#12: Banlieue 13 (District B13)
This French action film depicts a dystopian future (2010!) where the Parisian suburbs have become so ungovernable that the French authorities elect to wall off the districts and eliminate all public services including the police and schools. Left without any civil authority, these districts devolve into semi-autonomous regions governed by drug lords and their hired thugs. The hero of the film, Lieto, is a resident of the district who seems at once to be one of the leaders of the community, which in this context means that he seems to have some armed staff, and a kind of a civic avenger, trying to impose some order on an otherwise wholly disorderly world.
The plot of the film is wholly predictable. The avenging hero ends up involuntarily paired with the lone-wolf undercover detective attempting to clean up the city, rescue Lieto's sister from the Scarface-channeling drug kingpin, and stop the bad guys from deploying a hijacked nuclear weapon against the still-civilized parts of Paris. But, in good dystopian form, it turns out that the real bad guys are employed by the government itself, which has decided to wipe out the population of B13 because it has "run out of ideas" about how to bring it back under control.
Don't go to this film for the plot. The remarkable parts of this movie are the action sequences. The stunts are ostensibly performed live, by the actors themselves, with no CGI interventions. And they are amazing. This film is said to exemplify the French discipline parkour, a kind of urban running that focuses on the synergistic potential of human movement and the physical environment. So walls exist to be bounced off of, scaled or walked up; speeding cars to be climbed, deflected, and jumped; and tables to be scaled, stood on, and used as leverage. It looks really cool. If you are particularly sensitive to the jerks, jumps, and color inconsistencies of even high quality CGI and green screen action then this movie will be a breath of fresh air. More than anything, the action sequences remind me of old Jackie Chan action movies from his pre-Hollywood Hong Kong days. When these guys jump a car, they actually jump the freakin' car. Cool. Plus the soundtrack has an understated techno vibe that lends the action a kind of balletic grace. It doesn't amp up the action so much as it abstracts away from the action to the acts themselves.

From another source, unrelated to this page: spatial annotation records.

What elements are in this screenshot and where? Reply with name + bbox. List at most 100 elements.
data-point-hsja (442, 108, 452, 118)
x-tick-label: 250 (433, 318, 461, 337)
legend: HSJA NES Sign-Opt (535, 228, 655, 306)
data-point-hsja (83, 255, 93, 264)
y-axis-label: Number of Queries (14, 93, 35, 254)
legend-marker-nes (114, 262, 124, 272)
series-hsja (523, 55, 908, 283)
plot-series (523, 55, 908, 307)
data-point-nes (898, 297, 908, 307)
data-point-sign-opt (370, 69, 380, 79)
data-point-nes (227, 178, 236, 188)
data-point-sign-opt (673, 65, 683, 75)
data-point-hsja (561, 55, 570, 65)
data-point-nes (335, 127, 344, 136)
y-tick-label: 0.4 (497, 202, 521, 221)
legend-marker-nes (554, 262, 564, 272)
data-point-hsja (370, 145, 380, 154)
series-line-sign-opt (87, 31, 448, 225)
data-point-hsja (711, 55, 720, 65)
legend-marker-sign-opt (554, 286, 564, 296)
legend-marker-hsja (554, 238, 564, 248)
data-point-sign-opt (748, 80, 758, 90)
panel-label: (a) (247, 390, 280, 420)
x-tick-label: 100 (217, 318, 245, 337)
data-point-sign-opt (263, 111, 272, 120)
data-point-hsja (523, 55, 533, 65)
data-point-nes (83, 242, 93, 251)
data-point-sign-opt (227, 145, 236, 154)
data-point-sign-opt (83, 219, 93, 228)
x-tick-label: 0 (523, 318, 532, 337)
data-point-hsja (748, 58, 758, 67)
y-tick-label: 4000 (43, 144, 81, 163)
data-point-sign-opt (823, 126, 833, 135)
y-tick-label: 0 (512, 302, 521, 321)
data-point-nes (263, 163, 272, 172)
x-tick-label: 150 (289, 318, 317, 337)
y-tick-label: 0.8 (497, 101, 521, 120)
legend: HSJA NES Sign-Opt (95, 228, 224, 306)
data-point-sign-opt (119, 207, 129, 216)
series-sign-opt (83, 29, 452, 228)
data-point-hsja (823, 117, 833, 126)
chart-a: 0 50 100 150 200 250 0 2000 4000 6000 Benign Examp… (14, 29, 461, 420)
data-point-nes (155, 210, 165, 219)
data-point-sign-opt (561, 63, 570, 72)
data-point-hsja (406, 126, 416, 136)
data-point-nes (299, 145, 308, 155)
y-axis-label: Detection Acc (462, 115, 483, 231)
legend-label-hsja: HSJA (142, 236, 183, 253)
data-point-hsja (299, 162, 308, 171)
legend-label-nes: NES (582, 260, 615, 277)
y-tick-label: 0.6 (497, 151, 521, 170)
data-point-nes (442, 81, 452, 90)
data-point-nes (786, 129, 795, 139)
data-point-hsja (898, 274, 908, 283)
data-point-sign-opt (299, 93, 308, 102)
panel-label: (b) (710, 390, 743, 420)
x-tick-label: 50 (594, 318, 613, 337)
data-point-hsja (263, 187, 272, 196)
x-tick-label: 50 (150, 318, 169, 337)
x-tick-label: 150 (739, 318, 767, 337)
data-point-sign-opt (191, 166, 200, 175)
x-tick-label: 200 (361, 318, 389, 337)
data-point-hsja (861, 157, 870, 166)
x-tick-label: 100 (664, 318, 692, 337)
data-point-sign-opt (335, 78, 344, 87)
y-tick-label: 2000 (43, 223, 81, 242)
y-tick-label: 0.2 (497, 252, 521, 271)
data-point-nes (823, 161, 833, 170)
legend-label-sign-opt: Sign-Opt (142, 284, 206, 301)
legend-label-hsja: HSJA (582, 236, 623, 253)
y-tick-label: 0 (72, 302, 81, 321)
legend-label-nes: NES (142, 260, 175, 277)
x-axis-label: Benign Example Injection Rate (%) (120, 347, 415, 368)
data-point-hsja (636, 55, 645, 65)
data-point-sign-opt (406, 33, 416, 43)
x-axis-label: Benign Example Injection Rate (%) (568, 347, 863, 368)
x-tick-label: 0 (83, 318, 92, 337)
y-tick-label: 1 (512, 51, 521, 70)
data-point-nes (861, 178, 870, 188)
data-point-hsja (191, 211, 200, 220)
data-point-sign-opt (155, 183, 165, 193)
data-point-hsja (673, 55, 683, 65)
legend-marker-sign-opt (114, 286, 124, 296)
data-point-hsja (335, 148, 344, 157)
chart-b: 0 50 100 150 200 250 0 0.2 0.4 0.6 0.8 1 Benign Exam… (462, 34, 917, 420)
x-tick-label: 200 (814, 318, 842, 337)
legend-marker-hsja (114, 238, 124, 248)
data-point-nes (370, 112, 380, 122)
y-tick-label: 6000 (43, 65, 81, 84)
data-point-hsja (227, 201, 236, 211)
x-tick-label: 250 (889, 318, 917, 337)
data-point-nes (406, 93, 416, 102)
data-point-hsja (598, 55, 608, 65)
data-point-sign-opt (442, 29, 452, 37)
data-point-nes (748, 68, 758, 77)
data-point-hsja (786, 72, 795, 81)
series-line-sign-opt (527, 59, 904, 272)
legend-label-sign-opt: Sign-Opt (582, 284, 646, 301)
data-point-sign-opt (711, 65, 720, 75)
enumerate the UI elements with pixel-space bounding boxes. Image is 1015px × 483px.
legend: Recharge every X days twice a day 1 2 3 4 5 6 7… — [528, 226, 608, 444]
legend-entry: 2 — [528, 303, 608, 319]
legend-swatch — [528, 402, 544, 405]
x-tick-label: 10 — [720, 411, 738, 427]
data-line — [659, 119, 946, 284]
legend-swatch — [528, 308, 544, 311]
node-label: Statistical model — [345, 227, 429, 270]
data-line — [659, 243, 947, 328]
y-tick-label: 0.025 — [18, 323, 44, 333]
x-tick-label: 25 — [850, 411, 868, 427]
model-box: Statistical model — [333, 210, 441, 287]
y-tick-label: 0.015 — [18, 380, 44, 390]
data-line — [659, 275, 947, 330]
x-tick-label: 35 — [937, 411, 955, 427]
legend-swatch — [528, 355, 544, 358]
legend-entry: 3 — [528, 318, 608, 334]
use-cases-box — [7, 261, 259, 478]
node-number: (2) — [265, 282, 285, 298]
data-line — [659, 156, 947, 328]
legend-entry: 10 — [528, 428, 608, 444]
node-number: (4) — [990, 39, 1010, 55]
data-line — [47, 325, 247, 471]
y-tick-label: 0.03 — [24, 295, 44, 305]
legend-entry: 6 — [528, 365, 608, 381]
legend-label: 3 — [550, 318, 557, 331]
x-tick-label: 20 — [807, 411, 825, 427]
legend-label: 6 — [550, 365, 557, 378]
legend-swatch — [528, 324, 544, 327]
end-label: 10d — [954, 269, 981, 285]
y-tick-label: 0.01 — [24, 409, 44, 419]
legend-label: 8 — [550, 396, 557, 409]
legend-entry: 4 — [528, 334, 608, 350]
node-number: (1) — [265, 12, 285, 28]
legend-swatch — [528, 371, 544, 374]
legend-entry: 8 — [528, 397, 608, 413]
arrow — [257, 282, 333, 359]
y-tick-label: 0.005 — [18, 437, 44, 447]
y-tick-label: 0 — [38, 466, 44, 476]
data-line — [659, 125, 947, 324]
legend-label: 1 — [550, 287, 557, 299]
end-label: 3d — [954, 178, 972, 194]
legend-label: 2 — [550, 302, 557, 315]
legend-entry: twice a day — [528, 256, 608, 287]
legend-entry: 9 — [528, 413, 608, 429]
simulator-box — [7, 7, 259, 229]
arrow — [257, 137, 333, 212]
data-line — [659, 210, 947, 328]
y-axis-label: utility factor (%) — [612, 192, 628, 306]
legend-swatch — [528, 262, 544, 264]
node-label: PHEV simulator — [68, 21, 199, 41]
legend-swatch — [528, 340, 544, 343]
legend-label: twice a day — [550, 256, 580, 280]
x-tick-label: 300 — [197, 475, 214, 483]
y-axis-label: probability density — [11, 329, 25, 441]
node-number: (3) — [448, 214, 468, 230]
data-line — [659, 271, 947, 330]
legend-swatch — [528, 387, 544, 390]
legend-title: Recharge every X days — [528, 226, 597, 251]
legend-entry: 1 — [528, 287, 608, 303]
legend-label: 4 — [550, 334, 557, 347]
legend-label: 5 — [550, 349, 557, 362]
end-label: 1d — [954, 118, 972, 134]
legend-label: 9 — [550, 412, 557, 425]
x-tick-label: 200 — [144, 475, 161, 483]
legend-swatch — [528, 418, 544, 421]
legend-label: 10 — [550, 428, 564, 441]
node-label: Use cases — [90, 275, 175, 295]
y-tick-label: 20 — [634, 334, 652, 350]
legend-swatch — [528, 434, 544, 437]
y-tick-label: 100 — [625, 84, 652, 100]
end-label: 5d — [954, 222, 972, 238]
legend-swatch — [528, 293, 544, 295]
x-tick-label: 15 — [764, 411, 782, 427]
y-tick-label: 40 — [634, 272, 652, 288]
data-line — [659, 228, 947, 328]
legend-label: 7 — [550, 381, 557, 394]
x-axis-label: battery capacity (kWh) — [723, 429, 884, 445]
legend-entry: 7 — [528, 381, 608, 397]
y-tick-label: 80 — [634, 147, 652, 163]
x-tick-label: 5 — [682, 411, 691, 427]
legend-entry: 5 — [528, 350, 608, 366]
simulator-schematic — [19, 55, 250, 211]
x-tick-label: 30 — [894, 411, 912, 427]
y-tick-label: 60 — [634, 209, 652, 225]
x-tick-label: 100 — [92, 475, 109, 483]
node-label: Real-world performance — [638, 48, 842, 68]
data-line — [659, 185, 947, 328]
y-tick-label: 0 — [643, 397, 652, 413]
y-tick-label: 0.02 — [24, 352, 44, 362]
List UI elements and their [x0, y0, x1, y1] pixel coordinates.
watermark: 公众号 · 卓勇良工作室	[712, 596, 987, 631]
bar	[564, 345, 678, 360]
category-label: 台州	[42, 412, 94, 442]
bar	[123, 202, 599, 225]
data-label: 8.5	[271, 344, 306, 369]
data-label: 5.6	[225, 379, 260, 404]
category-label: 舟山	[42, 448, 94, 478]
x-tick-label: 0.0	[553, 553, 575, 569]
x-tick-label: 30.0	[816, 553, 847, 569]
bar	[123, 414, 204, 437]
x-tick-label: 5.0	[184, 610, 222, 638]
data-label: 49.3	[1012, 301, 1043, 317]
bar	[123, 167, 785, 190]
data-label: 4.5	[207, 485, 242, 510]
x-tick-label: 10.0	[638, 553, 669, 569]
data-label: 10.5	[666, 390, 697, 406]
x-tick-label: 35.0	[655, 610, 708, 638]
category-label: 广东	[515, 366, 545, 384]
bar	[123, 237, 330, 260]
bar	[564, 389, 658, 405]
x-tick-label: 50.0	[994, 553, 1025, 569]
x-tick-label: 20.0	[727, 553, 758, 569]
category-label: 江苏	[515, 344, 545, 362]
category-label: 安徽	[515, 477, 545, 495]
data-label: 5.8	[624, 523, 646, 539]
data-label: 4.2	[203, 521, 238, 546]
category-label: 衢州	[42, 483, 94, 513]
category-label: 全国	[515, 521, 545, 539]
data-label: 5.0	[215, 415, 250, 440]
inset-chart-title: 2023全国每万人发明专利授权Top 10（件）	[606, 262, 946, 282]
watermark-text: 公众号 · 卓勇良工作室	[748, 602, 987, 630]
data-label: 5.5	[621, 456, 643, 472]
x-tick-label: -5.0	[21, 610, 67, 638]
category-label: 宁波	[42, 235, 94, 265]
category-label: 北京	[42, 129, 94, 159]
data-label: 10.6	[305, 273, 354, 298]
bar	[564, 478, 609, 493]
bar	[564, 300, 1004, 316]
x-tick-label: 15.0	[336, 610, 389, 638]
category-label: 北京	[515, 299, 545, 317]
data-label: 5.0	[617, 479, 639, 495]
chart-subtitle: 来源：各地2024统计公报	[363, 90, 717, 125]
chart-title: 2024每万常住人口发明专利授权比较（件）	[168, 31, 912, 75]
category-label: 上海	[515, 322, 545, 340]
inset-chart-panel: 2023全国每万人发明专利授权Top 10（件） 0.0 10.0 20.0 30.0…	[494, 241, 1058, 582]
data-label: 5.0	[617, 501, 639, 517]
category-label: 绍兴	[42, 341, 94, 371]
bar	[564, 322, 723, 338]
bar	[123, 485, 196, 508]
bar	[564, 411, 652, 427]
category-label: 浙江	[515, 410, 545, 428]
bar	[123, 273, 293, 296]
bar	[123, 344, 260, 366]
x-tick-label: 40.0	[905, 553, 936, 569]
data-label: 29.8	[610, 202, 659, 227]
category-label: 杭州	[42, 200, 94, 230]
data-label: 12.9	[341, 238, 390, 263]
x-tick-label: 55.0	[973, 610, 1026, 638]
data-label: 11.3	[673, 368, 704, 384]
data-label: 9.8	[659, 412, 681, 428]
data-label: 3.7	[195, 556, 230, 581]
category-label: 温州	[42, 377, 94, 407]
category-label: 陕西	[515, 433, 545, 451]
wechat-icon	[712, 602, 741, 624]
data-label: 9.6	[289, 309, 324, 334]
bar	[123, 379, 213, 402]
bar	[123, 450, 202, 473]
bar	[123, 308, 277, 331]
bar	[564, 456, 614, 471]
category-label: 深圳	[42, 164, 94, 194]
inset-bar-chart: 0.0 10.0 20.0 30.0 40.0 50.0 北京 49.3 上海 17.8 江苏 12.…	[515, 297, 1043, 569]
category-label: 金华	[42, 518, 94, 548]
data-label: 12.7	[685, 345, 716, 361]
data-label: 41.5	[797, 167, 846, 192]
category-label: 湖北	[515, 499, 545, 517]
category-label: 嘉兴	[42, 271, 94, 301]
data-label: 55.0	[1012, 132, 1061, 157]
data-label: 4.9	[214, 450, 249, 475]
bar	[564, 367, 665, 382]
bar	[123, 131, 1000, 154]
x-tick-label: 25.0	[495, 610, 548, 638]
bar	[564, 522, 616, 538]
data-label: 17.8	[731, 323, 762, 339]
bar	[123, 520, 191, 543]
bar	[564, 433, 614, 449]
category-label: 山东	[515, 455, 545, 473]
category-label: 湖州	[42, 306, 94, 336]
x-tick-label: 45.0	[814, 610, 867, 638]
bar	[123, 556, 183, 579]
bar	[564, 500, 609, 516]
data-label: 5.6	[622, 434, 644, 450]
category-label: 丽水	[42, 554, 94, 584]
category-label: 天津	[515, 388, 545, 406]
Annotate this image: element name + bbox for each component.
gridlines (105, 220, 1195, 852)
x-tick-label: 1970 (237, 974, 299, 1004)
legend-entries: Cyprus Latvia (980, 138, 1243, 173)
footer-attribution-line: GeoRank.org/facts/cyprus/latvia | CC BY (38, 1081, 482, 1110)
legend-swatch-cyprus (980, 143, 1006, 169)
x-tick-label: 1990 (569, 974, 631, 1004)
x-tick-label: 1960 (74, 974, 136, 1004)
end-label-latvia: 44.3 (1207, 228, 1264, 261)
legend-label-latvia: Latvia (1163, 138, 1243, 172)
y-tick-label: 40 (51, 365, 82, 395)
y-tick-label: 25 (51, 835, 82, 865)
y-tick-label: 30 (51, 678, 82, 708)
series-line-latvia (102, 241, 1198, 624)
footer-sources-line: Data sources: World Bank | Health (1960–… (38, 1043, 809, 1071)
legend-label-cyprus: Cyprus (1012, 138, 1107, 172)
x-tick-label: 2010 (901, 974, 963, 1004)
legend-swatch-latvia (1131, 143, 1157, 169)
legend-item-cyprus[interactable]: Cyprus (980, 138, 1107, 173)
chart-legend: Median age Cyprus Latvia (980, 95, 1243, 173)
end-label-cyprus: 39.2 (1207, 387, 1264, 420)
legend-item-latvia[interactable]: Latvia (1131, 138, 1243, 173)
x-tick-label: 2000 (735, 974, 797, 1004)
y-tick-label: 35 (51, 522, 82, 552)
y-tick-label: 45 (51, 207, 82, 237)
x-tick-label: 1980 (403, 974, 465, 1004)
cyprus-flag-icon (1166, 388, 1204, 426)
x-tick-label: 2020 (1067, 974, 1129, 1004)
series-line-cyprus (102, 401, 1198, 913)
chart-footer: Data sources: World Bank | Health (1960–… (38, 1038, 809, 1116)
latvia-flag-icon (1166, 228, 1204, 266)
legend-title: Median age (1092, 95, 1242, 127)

The film was originally released in 2004. Its sequel is being screened at Starz this month.
My favorite moment in the film: While the protagonists are figuring out that the bomb was actually placed in B13 by the French authorities to wipe out the impoverished (and notably darkish) people imprisoned behind the nearly impenetrable walls of their suburban ghetto , Lieto calculates that even the timing of the appearance of the bomb is suspicious. It turns up in B13 on September 7, just in time to catch everyone back in the city from their summer holiday. Apparently even after the meltdown of civil society Parisians will still get their statutory minimum of 30 days holiday. And all of them will take it in August.